INFOR Financial Inc. acted as fairness opinion provider and financial advisor to the Board of Sangoma. Eric Rauch, Amit Parekh, Becky Nelson, Danielle Mangogna, Ken Achenbach, Mike Royle, Joe Robertson, Sarah Bhagwandin, Anthony George, Charles Zielinski, Rob Endicott, Tyler Mark, Erika Labelle, Amy de La Lama, Jason Haislmaier, Megan Barnhill and Jennifer Mammen of Bryan Cave Leighton Paisner LLP along with Charlie Malone, Ragu Anantharajah and Julian Lupo of Wildeboer Dellelce LLP acted as legal advisors to Sangoma. Q Advisors LLC acted as financial advisor to Star2Star. Chris Miller, Nick Stawasz, Alex C. Nisenbaum, Angelo A. Stio III, Barbara T. Sicalides, David A. Wormser, Dawn Hall, Gregory C. Dorris, Joan C. Arnold, Julia E. Tomec, Matthew J. Swett, Michael J. Crumbock, Robert A. Friedel, Scott R. Jones and Shona Smith of Troutman Pepper Hamilton Sanders LLP along with Goodmans LLP acted as legal advisors to Star2Star. Kingsdale Advisors is information agent and Computershare Investor Services Inc. acted as a transfer agent of Sangoma.
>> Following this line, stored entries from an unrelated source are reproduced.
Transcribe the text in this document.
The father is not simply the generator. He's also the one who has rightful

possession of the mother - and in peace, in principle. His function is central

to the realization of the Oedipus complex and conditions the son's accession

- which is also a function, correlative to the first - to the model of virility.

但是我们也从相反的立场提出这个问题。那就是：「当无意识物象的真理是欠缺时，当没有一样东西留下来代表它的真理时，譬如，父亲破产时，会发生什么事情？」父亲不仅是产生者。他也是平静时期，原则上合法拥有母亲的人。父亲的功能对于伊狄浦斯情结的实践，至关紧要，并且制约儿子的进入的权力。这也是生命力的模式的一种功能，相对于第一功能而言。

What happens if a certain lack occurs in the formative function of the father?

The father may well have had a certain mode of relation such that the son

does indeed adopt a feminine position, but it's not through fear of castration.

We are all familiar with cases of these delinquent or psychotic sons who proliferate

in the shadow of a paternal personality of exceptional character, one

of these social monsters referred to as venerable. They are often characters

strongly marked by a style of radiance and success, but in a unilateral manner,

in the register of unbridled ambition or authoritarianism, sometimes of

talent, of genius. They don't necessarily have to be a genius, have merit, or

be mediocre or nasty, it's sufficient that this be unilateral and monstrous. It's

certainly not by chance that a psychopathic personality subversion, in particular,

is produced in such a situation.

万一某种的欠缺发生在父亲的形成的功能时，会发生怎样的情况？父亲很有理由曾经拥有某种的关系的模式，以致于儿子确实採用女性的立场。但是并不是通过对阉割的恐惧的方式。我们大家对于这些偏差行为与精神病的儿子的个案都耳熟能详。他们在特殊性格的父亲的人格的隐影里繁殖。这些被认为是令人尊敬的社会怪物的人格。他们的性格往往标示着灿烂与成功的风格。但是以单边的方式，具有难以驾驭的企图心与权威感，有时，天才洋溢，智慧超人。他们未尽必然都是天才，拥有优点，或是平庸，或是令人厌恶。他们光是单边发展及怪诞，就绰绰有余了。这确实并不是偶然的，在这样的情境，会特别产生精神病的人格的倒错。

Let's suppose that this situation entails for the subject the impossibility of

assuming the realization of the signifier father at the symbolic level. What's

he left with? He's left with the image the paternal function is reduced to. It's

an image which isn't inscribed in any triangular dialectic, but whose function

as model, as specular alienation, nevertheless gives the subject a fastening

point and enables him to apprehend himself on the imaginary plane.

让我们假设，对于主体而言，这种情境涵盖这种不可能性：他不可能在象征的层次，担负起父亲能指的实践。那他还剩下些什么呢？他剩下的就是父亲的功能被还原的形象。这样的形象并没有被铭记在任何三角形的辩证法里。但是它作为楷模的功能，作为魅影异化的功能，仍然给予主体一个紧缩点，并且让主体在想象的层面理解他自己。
Sangoma Technologies Corporation (TSXV:STC) completed the acquisition of Star2Star Communications, LLC on March 31, 2021. Immediately prior to closing, Holdings did not own any Sangoma shares. In connection with the completion of the acquisition, Holdings received 15,142,778 of the Sangoma shares issued as part of the share consideration at closing, representing approximately 11.4% of the Sangoma shares issued and outstanding immediately following closing. Holdings is also entitled to receive an additional 88,687,156 Sangoma Shares as part of the Share Consideration to be issued following closing in accordance with the distribution schedule described above. After giving effect to the issuance of all of the share consideration, Holdings would own approximately 46.9% of the Sangoma shares issued and outstanding immediately following closing. In connection with the Acquisition, Sangoma has also added Norman Worthington, the Chief Executive Officer and Executive Chair of Star2Star, and Marc Lederman, Co-founder and General Partner of NewSpring Capital, an institutional investor in Holdings prior to Closing, to its Board of Directors. Pursuant to a direction received by Sangoma from the sellers and an optionholder of StarBlue Inc. entitled to receive the Sangoma Shares issuable on closing, 480,000 of the Sangoma shares that were issuable to such parties on closing out of the 22,000,000 common shares in the capital of Sangoma were instead issued to Q Advisors LLC, a financial advisor engaged by StarBlue Inc. as partial consideration of the fee payable in connection with the acquisition. In addition, Sangoma issued 129,198 Sangoma Shares to INFOR Financial Inc. as partial consideration of the fee payable to INFOR Financial in respect of financial advisory services rendered in connection with the acquisition. The Sangoma Shares issued to Blue Face Holdings Limited, Q Advisors LLC and INFOR Financial on Closing are subject to resale restrictions for four months and one day, expiring August 1, 2021.  Holdings and Q Advisors LLC have each entered a 12 month lock-up for the common shares they received on closing.